Nous le savons, les intérêts ne se règlementent point ; ils échappent à la loi ; ils ne peuvent se concilier que par des conventions particulières, mobiles et changeantes comme ces intérêts eux-mêmes. Sans la liberté donnée à tous cette conciliation est impossible. Nous marcherons à la conquête de nos droits, pacifiquement légalement, mais avec énergie et persistance.

A ceux qui croient voir s’organiser la résistance, la grève, aussitôt que nous revendiquons l’a liberté, nous disons : vous ne connaissez pas les ouvriers ; ils poursuivent un but bien autrement grand, bien autrement fécond que celui d’épuiser leurs forces dans des luttes journalières où, des deux côtés, les adversaires ne trouveraient en définitive que la ruine pour les uns et la misère pour les autres.
[…] La loi doit être assez large pour permettre à chacun, isolément ou collectivement, le développement de ses facultés, l’emploi de ses forces, de son épargne et de son intelligence, sans qu’on puisse y apporter d’autre limite que la liberté d’autrui, et non son intérêt.

[…] il est grand temps d’en finir avec ces calomnies propagées par nos ennemis et adoptées par les ignorants. La liberté du travail, le crédit, la solidarité, voilà nos rêves. Le jour où ils se réaliseront, pour la gloire et la prospérité d’un pays qui nous est cher, il n’y aura plus ni bourgeois ni prolétaires, ni patrons ni ouvriers. Tous les citoyens seront égaux en droits.

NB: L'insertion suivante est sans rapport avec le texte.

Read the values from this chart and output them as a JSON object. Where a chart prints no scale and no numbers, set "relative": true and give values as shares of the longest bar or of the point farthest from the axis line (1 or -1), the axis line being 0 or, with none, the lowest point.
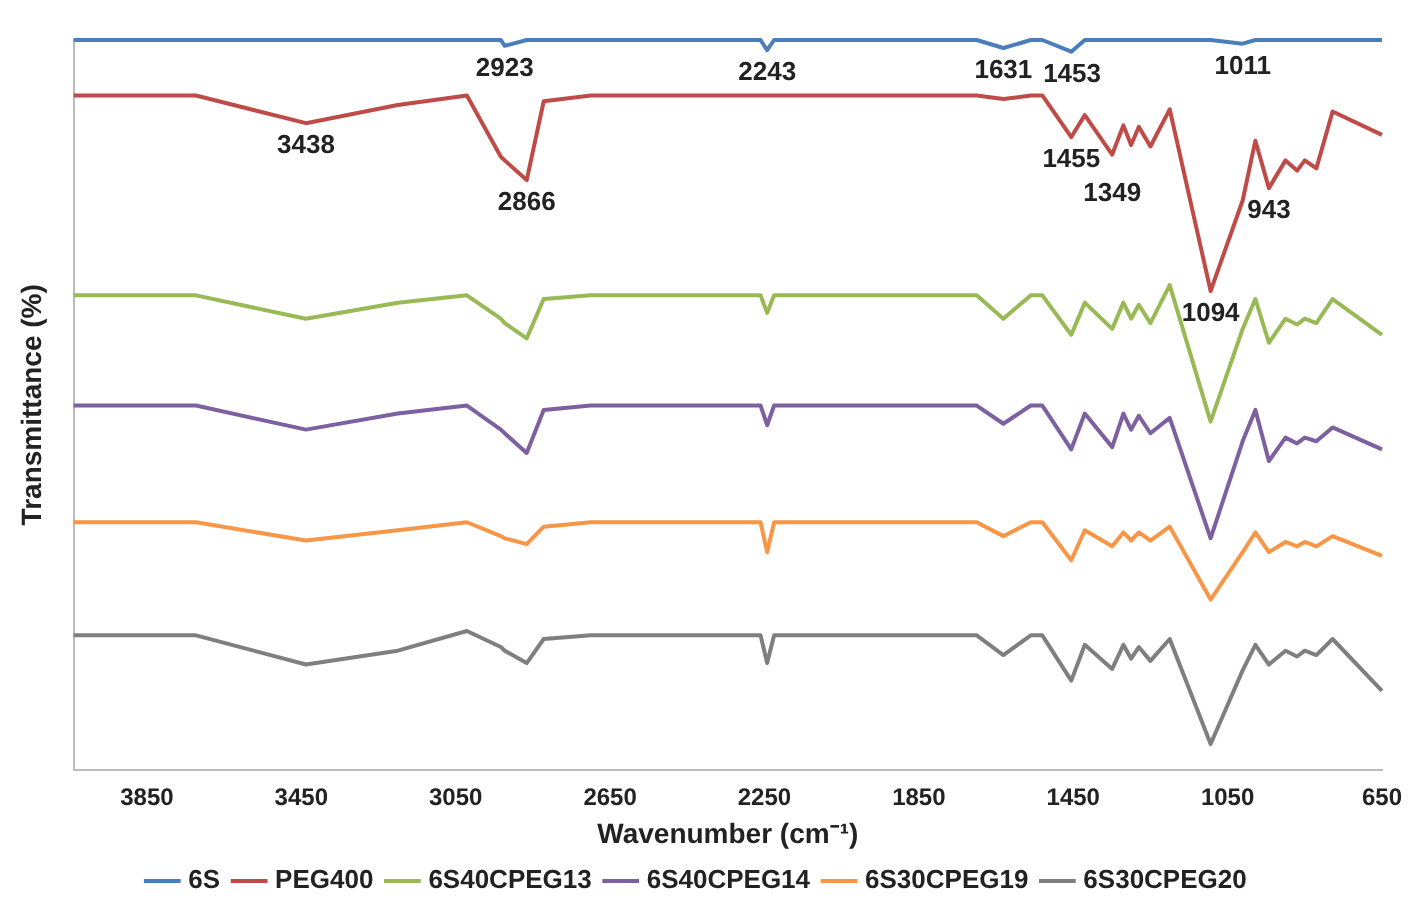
{
  "chart_data": {
    "type": "line",
    "relative": true,
    "xlabel": "Wavenumber (cm⁻¹)",
    "ylabel": "Transmittance (%)",
    "xlim": [
      4040,
      650
    ],
    "xticks": [
      3850,
      3450,
      3050,
      2650,
      2250,
      1850,
      1450,
      1050,
      650
    ],
    "grid": false,
    "legend": "bottom",
    "x": [
      4040,
      3723,
      3438,
      3200,
      3021,
      2933,
      2923,
      2866,
      2822,
      2700,
      2260,
      2243,
      2225,
      1700,
      1631,
      1560,
      1530,
      1455,
      1420,
      1349,
      1320,
      1300,
      1280,
      1250,
      1200,
      1094,
      1011,
      978,
      943,
      900,
      870,
      850,
      820,
      778,
      650
    ],
    "series": [
      {
        "name": "6S",
        "color": "#4a7ebb",
        "values": [
          1,
          1,
          1,
          1,
          1,
          1,
          0.992,
          1,
          1,
          1,
          1,
          0.986,
          1,
          1,
          0.989,
          1,
          1,
          0.984,
          1,
          1,
          1,
          1,
          1,
          1,
          1,
          1,
          0.995,
          1,
          1,
          1,
          1,
          1,
          1,
          1,
          1
        ]
      },
      {
        "name": "PEG400",
        "color": "#be4b48",
        "values": [
          0.924,
          0.924,
          0.886,
          0.911,
          0.924,
          0.84,
          0.835,
          0.808,
          0.916,
          0.924,
          0.924,
          0.924,
          0.924,
          0.924,
          0.919,
          0.924,
          0.924,
          0.867,
          0.897,
          0.843,
          0.883,
          0.856,
          0.881,
          0.854,
          0.905,
          0.656,
          0.78,
          0.862,
          0.797,
          0.835,
          0.821,
          0.835,
          0.824,
          0.902,
          0.87
        ]
      },
      {
        "name": "6S40CPEG13",
        "color": "#98b954",
        "values": [
          0.65,
          0.65,
          0.618,
          0.64,
          0.65,
          0.618,
          0.612,
          0.591,
          0.645,
          0.65,
          0.65,
          0.626,
          0.65,
          0.65,
          0.618,
          0.65,
          0.65,
          0.596,
          0.64,
          0.604,
          0.64,
          0.618,
          0.637,
          0.612,
          0.664,
          0.477,
          0.604,
          0.645,
          0.585,
          0.618,
          0.61,
          0.618,
          0.612,
          0.645,
          0.596
        ]
      },
      {
        "name": "6S40CPEG14",
        "color": "#7d60a0",
        "values": [
          0.499,
          0.499,
          0.466,
          0.488,
          0.499,
          0.466,
          0.461,
          0.434,
          0.493,
          0.499,
          0.499,
          0.472,
          0.499,
          0.499,
          0.474,
          0.499,
          0.499,
          0.439,
          0.488,
          0.442,
          0.488,
          0.466,
          0.485,
          0.461,
          0.482,
          0.317,
          0.45,
          0.493,
          0.423,
          0.455,
          0.447,
          0.455,
          0.45,
          0.469,
          0.439
        ]
      },
      {
        "name": "6S30CPEG19",
        "color": "#f79646",
        "values": [
          0.339,
          0.339,
          0.314,
          0.328,
          0.339,
          0.32,
          0.317,
          0.309,
          0.333,
          0.339,
          0.339,
          0.298,
          0.339,
          0.339,
          0.32,
          0.339,
          0.339,
          0.287,
          0.328,
          0.306,
          0.325,
          0.314,
          0.325,
          0.314,
          0.333,
          0.233,
          0.298,
          0.325,
          0.298,
          0.312,
          0.306,
          0.312,
          0.306,
          0.32,
          0.293
        ]
      },
      {
        "name": "6S30CPEG20",
        "color": "#7f7f7f",
        "values": [
          0.184,
          0.184,
          0.144,
          0.163,
          0.19,
          0.168,
          0.163,
          0.146,
          0.179,
          0.184,
          0.184,
          0.146,
          0.184,
          0.184,
          0.157,
          0.184,
          0.184,
          0.122,
          0.171,
          0.138,
          0.171,
          0.152,
          0.168,
          0.149,
          0.179,
          0.035,
          0.136,
          0.171,
          0.144,
          0.163,
          0.155,
          0.163,
          0.157,
          0.179,
          0.108
        ]
      }
    ],
    "annotations": [
      {
        "text": "2923",
        "x": 2923,
        "y": 0.992
      },
      {
        "text": "2243",
        "x": 2243,
        "y": 0.986
      },
      {
        "text": "1631",
        "x": 1631,
        "y": 0.989
      },
      {
        "text": "1453",
        "x": 1453,
        "y": 0.984
      },
      {
        "text": "1011",
        "x": 1011,
        "y": 0.995
      },
      {
        "text": "3438",
        "x": 3438,
        "y": 0.886
      },
      {
        "text": "2866",
        "x": 2866,
        "y": 0.808
      },
      {
        "text": "1455",
        "x": 1455,
        "y": 0.867
      },
      {
        "text": "1349",
        "x": 1349,
        "y": 0.843
      },
      {
        "text": "943",
        "x": 943,
        "y": 0.797
      },
      {
        "text": "1094",
        "x": 1094,
        "y": 0.656
      }
    ]
  }
}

Que voulons-nous plus spécialement qu’elle, ou du moins plus énergiquement, parce que nous y sommes plus intéressés ? L’instruction primaire, gratuite et obligatoire, et la liberté du travail.

L’instruction développe et fortifie le sentiment de la dignité de l’homme, c’est-à-dire la conscience de ses droits et de ses devoirs. Celui qui est éclairé fait appel à la raison et non à la force pour réaliser ses désirs.»